Auflösung oder Resolution (vom Lateinischen) bezeichnet im Allgemeinen die durch die Natur eines musikalischen Intervalls geforderte Fortbewegung einer Melodie, im engeren Sinne die Fortschreitung einer Dissonanz in ein konsonierendes Intervall. Dies Fortschreitung geschieht in stufenweiser Bewegung je nach Art der dissonierenden Intervalle eine Stufe abwärts oder aufwärts (siehe Akkord).

In älteren Harmonielehren wird die Auflösung eingeteilt in eine reguläre, welche da stattfindet, wo die Dissonanzen im schlechten [unbetonten] Taktteil vorbereitet und im schlechten wieder aufgelöst werden, und in eine irreguläre Auflösung, bei welcher die Dissonanzen nur durchgangsweise gebraucht werden, oder wo die Auflösung auf dem guten [betonten] Taktteil geschieht.
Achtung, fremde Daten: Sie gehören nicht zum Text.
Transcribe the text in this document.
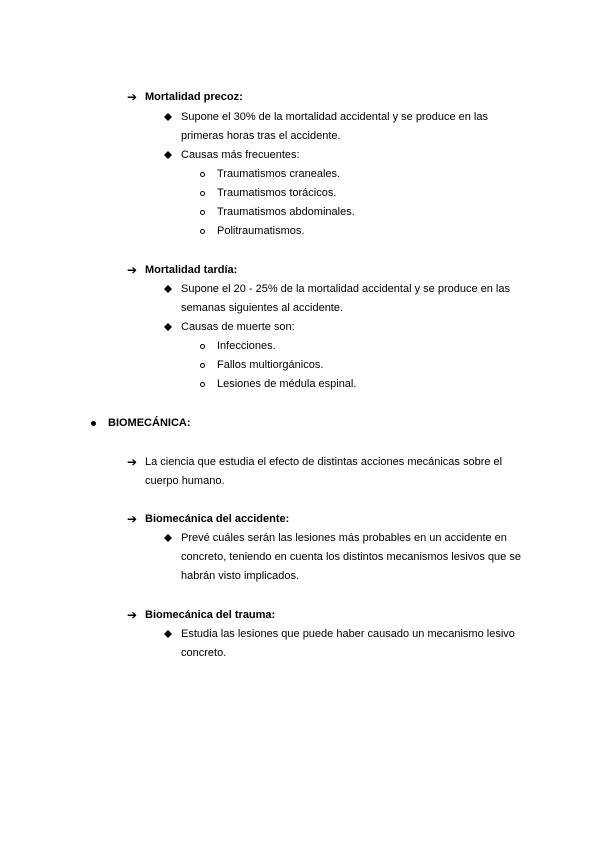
➔ Mortalidad precoz:
Supone el 30% de la mortalidad accidental y se produce en las
primeras horas tras el accidente.
Causas más frecuentes:
Traumatismos craneales.
Traumatismos torácicos.
Traumatismos abdominales.
Politraumatismos.
➔ Mortalidad tardía:
Supone el 20 - 25% de la mortalidad accidental y se produce en las
semanas siguientes al accidente.
Causas de muerte son:
Infecciones.
Fallos multiorgánicos.
Lesiones de médula espinal.
BIOMECÁNICA:
➔ La ciencia que estudia el efecto de distintas acciones mecánicas sobre el
cuerpo humano.
➔ Biomecánica del accidente:
Prevé cuáles serán las lesiones más probables en un accidente en
concreto, teniendo en cuenta los distintos mecanismos lesivos que se
habrán visto implicados.
➔ Biomecánica del trauma:
Estudia las lesiones que puede haber causado un mecanismo lesivo
concreto.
Gegenwärtig [um 1880], wo man es mit der Vorbereitung der Dissonanzen nicht mehr so streng nimmt, ist dieser Unterschied von keinem Belang mehr. Übergehungen der eigentlichen Auflösung, also Fortschreitungen von Dissonanzen zu Dissonanzen heißen Ellipsen (siehe dort).
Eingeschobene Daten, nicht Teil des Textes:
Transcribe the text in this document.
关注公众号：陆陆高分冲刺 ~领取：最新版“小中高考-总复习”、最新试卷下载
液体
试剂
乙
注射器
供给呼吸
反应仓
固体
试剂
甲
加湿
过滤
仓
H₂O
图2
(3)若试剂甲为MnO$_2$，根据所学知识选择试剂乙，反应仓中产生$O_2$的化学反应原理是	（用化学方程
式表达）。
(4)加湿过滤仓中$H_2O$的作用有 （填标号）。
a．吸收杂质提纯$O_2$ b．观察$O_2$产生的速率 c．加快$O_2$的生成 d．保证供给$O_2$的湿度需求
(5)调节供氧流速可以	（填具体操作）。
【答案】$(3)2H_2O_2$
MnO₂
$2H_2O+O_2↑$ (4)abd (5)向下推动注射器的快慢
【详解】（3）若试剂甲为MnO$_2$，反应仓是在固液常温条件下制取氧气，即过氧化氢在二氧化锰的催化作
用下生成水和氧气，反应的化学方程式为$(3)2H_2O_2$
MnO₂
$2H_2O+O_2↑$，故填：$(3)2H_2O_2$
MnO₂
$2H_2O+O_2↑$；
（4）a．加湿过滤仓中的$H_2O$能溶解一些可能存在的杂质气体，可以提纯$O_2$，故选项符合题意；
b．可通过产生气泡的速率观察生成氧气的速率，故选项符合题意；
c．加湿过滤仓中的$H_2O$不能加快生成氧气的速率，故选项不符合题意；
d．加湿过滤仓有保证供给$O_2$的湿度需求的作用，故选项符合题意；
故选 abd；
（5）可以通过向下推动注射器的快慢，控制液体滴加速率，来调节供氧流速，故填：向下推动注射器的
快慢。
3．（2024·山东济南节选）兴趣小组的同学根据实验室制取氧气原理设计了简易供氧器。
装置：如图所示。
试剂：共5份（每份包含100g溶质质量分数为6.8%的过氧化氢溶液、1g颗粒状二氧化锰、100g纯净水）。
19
Unter Auflösung versteht man auch: eine durch ein erhöhte oder durch ein erniedrigte Note vermittelst des Widerrufungszeichens ♮ [Auflösungszeichens] wieder in den ursprünglichen Ton zurückzuversetzen; daher das widerrufende B-Quadrat ♮ auch Auflösungs- oder Aufhebungszeichen genannt wird. [Riewe Handwörterbuch 1879, 25]

Auflösung (1865)

Auflösung

  1. der Dissonanzen, siehe Fortschreitung der Intervalle; über die Scheidung der Begriffe Auflösung und Fortschreitung, den Anfang des Artikels; […] ferner die unter den Namen der verschiedenen Intervalle gegebenen Artikel [z. B. Sekunde, None];
  2. eines geschlossenen (Rätsel-)Kanons. Beim geschlossen (in einer Stimmzeile) notierten Kanon pflegte man häufig Ort und Intervall der folgenden Stimmeneintritte nicht anzuzeigen, sondern das Aufsuchen derselben, welches man eben die Auflösung nennt, dem Ausführenden zu überlassen – siehe Kanon. [Dommer Musikalisches Lexicon 1865, 70]
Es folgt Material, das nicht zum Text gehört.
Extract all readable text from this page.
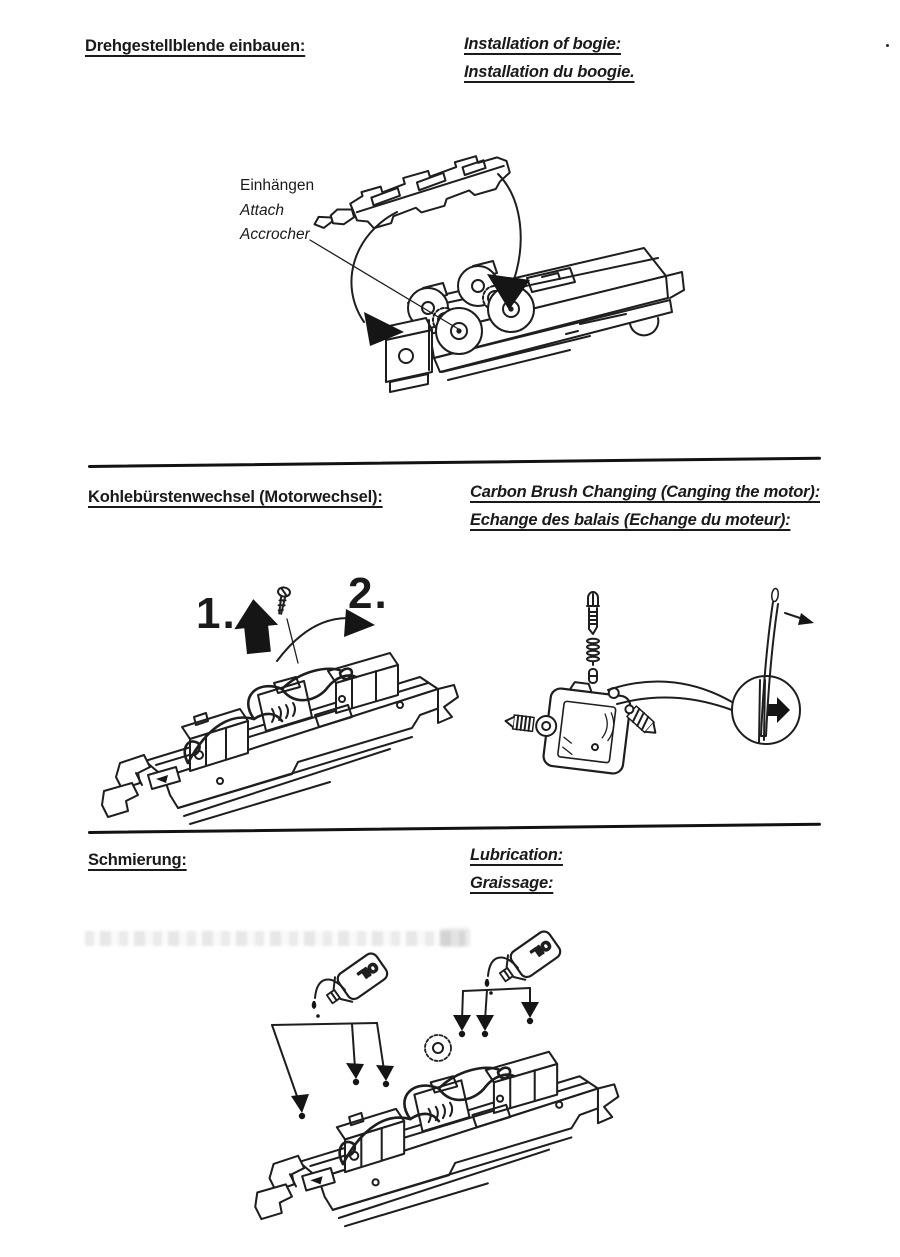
Drehgestellblende einbauen:	Installation of bogie:
Installation du boogie.
Einhängen
Attach
Accrocher
Kohlebürstenwechsel (Motorwechsel):	Carbon Brush Changing (Canging the motor):
Echange des balais (Echange du moteur):
1.	2.
Schmierung:	Lubrication:
Graissage:
OIL
OIL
Auflösung, Resolutio (1840)

Auflösung, Resolutio. Die Herstellung der völligen Harmonie durch die stufenweise Fortschreitung der strebenden Töne oder [= bzw.] Dissonanzen in konsonierende Intervalle.

Die Dissonanzen treten bei ihrer Auflösung gewöhnlich eine Stufe abwärts; eine Stufe aufwärts nur die übermäßigen Intervalle. Der Schritt des Grundbasses bestimmt das Intervall der Auflösung. Bei den regulär gebrauchten Dissonanzen (den in dem vorhergehenden schlechten Taktteil vorbereiteten, d. h. als Konsonanz erschienenen) fällt die Auflösung immer wieder auf den schlechten Taktteil. So findet in [nachfolgendem] Beispiel der Ton c, der durch den Basston d zu einer Dissonanz (hier Septime) wird, seine Auflösung eine Stufe abwärts in den Ton h, der bei a) gegen den Bass eine Terz, bei b) eine Quinte und bei c) eine Sexte bildet.

Auflösung (Gathy 1840)

Auflösung der Dissonanz, Beispiele

Die irregulär, d. h. im Durchgange und ohne Vorbereitung gebrauchten Dissonanzen werden auf der guten Taktzeit aufgelöst, wie bei d). Manche werden gar nicht aufgelöst, sondern treten gleich in eine andere Harmonie ein, wie bei e), wo die Auflösung f) umgangen wird; siehe Ellipsis.

Auch wird der Ausdruck Auflösung bei dem sogenannten geschlossenen Kanon als Kunstwort gebraucht - siehe Kanon. [Gathy Encyklopädie Musik-Wissenschaft 1840, 22]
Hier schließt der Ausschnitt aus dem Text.